Local money markets sold off heavily on the remarks, unwinding bets that the repo rate could fall as far as 6,5% in coming weeks. Government bonds weakened, with yields on the benchmark 2015 bond up five basis points to 8,25%.

Cosatu said it was angry at the rate cut as it was less than half of what it had demanded. While welcoming the decision, business leaders urged more cuts.

The MPC has reduced interest rates by 4,5 percentage points since December. It takes changes up to two years to be fully felt. Mboweni is not ruling out more cuts and analysts say there is still scope for some modest easing, depending on how the local economy performs.

"Our read on this is that we will probably see a move to ease rates only half a percentage point in June, after which interest rates may be on hold," said Razia Khan, Africa research head for Standard Chartered Bank in London.

Yesterday's news that prices at factories, mines and farms fell last month more sharply than expected back the view that inflation pressures are waning, despite "sticky" consumer inflation.

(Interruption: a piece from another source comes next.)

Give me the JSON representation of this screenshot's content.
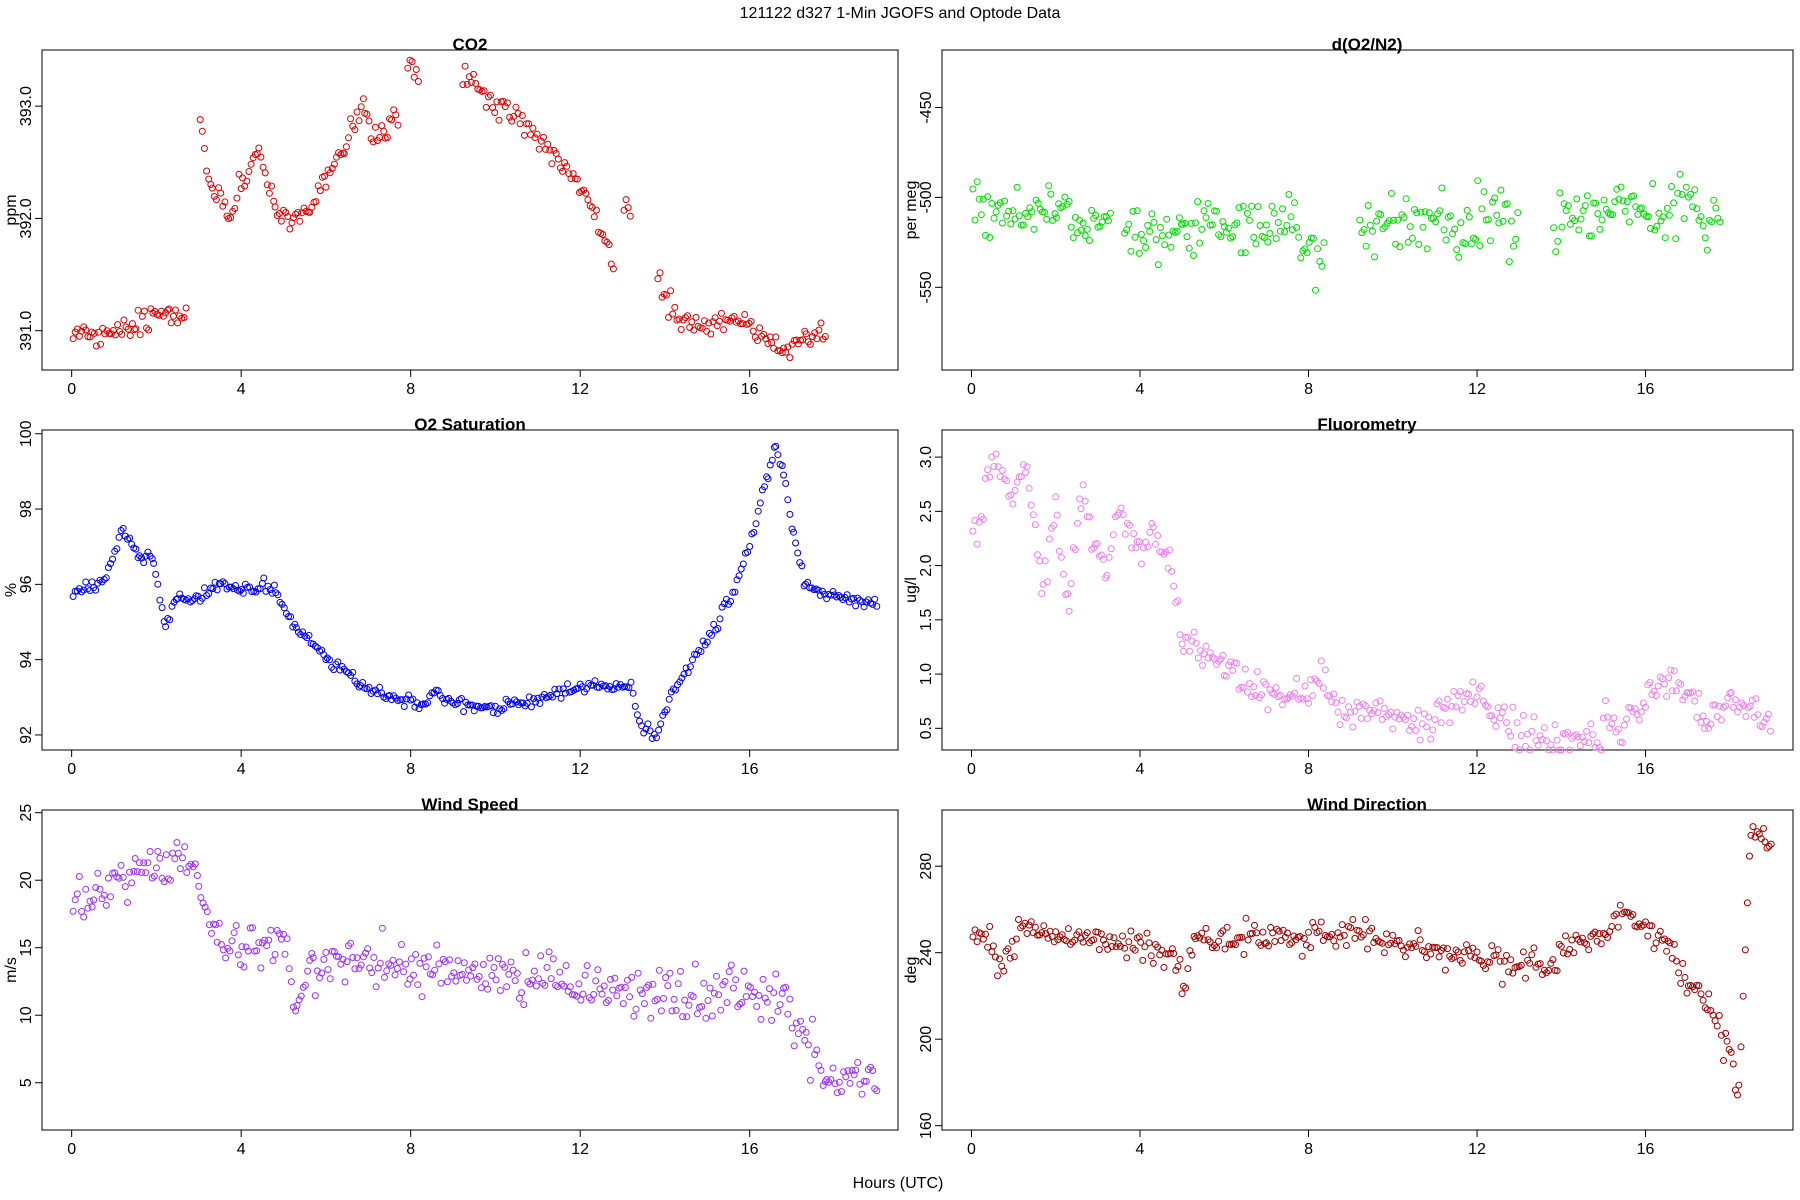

The producer price index rose to 2,9% in the year to last month, slowing from 5,3% in March, and was below an expected 3,8% rise. Analysts predict that that gauge will register annual falls from next month, helping ease pressure on consumer prices.

Consumer inflation rose to 8,4% last month, down from 8,5% in March but still above forecasts. Gains in the rand, which scaled a new month peak at less than R8/ yesterday, would help offset rising petrol prices, the Bank said.

But it highlighted risks to inflation from electricity price hikes and pointed out that food price inflation was not abating as quickly as it should, given global trends.